Significant Foreclosures Predicted

by Calculated Risk on 10/24/2006 01:18:00 AM

From the Milwaukee Journal Sentinel: 4 times as many home foreclosures predicted

Up to 4% of America's mortgaged homeowners might lose their homes to foreclosure in coming months, one of the nation's largest lenders predicted Monday, as those homeowners find themselves trapped by heavy debt and the housing slump.

That's four times worse than the historical average of 1 in 100 mortgaged homeowners who fail to keep up payments, said Michael W. Perry, chairman and chief executive officer of Indymac Bank of California.

"This downturn is going to be tougher because we've been though an unprecedented period" of good times, Perry told about 6,000 Mortgage Bankers Association conventioneers. "Since the 1990s, the nation's homeownership rate has gone from 64 percent to 69 percent. That's 12 million new homeowners.
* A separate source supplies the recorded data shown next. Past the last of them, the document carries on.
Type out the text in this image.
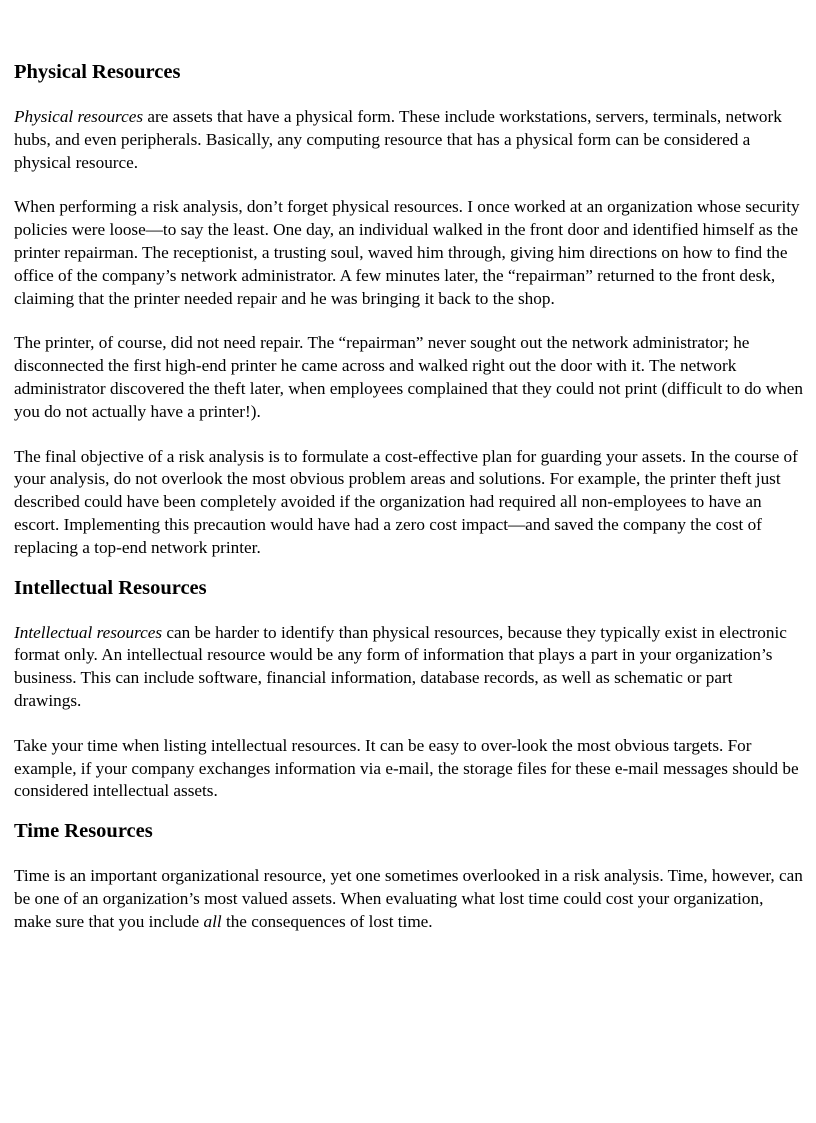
Physical Resources

Physical resources are assets that have a physical form. These include workstations, servers, terminals, network hubs, and even peripherals. Basically, any computing resource that has a physical form can be considered a physical resource.

When performing a risk analysis, don’t forget physical resources. I once worked at an organization whose security policies were loose—to say the least. One day, an individual walked in the front door and identified himself as the printer repairman. The receptionist, a trusting soul, waved him through, giving him directions on how to find the office of the company’s network administrator. A few minutes later, the “repairman” returned to the front desk, claiming that the printer needed repair and he was bringing it back to the shop.

The printer, of course, did not need repair. The “repairman” never sought out the network administrator; he disconnected the first high-end printer he came across and walked right out the door with it. The network administrator discovered the theft later, when employees complained that they could not print (difficult to do when you do not actually have a printer!).

The final objective of a risk analysis is to formulate a cost-effective plan for guarding your assets. In the course of your analysis, do not overlook the most obvious problem areas and solutions. For example, the printer theft just described could have been completely avoided if the organization had required all non-employees to have an escort. Implementing this precaution would have had a zero cost impact—and saved the company the cost of replacing a top-end network printer.

Intellectual Resources

Intellectual resources can be harder to identify than physical resources, because they typically exist in electronic format only. An intellectual resource would be any form of information that plays a part in your organization’s business. This can include software, financial information, database records, as well as schematic or part drawings.

Take your time when listing intellectual resources. It can be easy to over-look the most obvious targets. For example, if your company exchanges information via e-mail, the storage files for these e-mail messages should be considered intellectual assets.

Time Resources

Time is an important organizational resource, yet one sometimes overlooked in a risk analysis. Time, however, can be one of an organization’s most valued assets. When evaluating what lost time could cost your organization, make sure that you include all the consequences of lost time.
Before the '90s, that homeownership rate hadn't moved in 30 years."

A media firestorm is ahead, he warned, and one target is the newer, more aggressive lending practices that lenders call "exotic" or "non-traditional."
...
Other speakers agreed that the next year or two could be rough for borrowers and lenders alike; after that, the housing market will stabilize and grow, courtesy of an infusion of immigrants and 20-somethings.

"It's going to be a fairly tough correction," said Dick Syron, chairman and CEO of Freddie Mac in Virginia, the nation's second-largest mortgage financier. "There's going to be a lot of heat about this, a lot of noise."
Four percent, of the approximately 80 million homeowner owned housing units, is 3.2 million homes edit: 50 million mortgaged homes is 2.0 million potentially lost to foreclosure in the "coming months" (thanks to Ellen1910 and Tanta for the correction).

Nontraditional Mortgages Popularity Rises

by Calculated Risk on 10/24/2006 12:04:00 AM

The WaPo reports: Nontraditional Mortgages Don't Wane Under Warnings

Despite concerns expressed by federal regulators about the growth of nontraditional mortgages, their popularity among borrowers continues to rise, according to statistics released yesterday.

About 26 percent of mortgage loan originations by dollar volume in the first six months of 2006 were interest-only loans, according to the Mortgage Bankers Association, a trade group in the District. Such loans do not require borrowers to pay down the principal.

Another 13 percent were "option" adjustable-rate loans, which allow customers to pick their payment amount, including a low-cost choice that covers neither the full interest nor the principal.

In comparison, in the last six months of 2005, 25 percent of mortgages were interest-only and 8 percent were option products. Until 2000, less than 2 percent of consumers had interest-only or similar loans.
This data is a little stale (first half of 2006).
Last month, federal banking regulators issued a warning to federally regulated lenders, including banks, thrifts and credit unions, that the loans could pose risks for lending institutions because consumers can be unprepared for the sudden jumps in payments, known as "payment shock." These jumps could lead to loan defaults, causing losses for the lenders. Lenders outside of federal oversight, who make 60 percent of these loans, were not affected by the regulators' warning.
Not mentioned in the article is the new State Guidance due within "weeks, not months" that will cover the remaining lenders.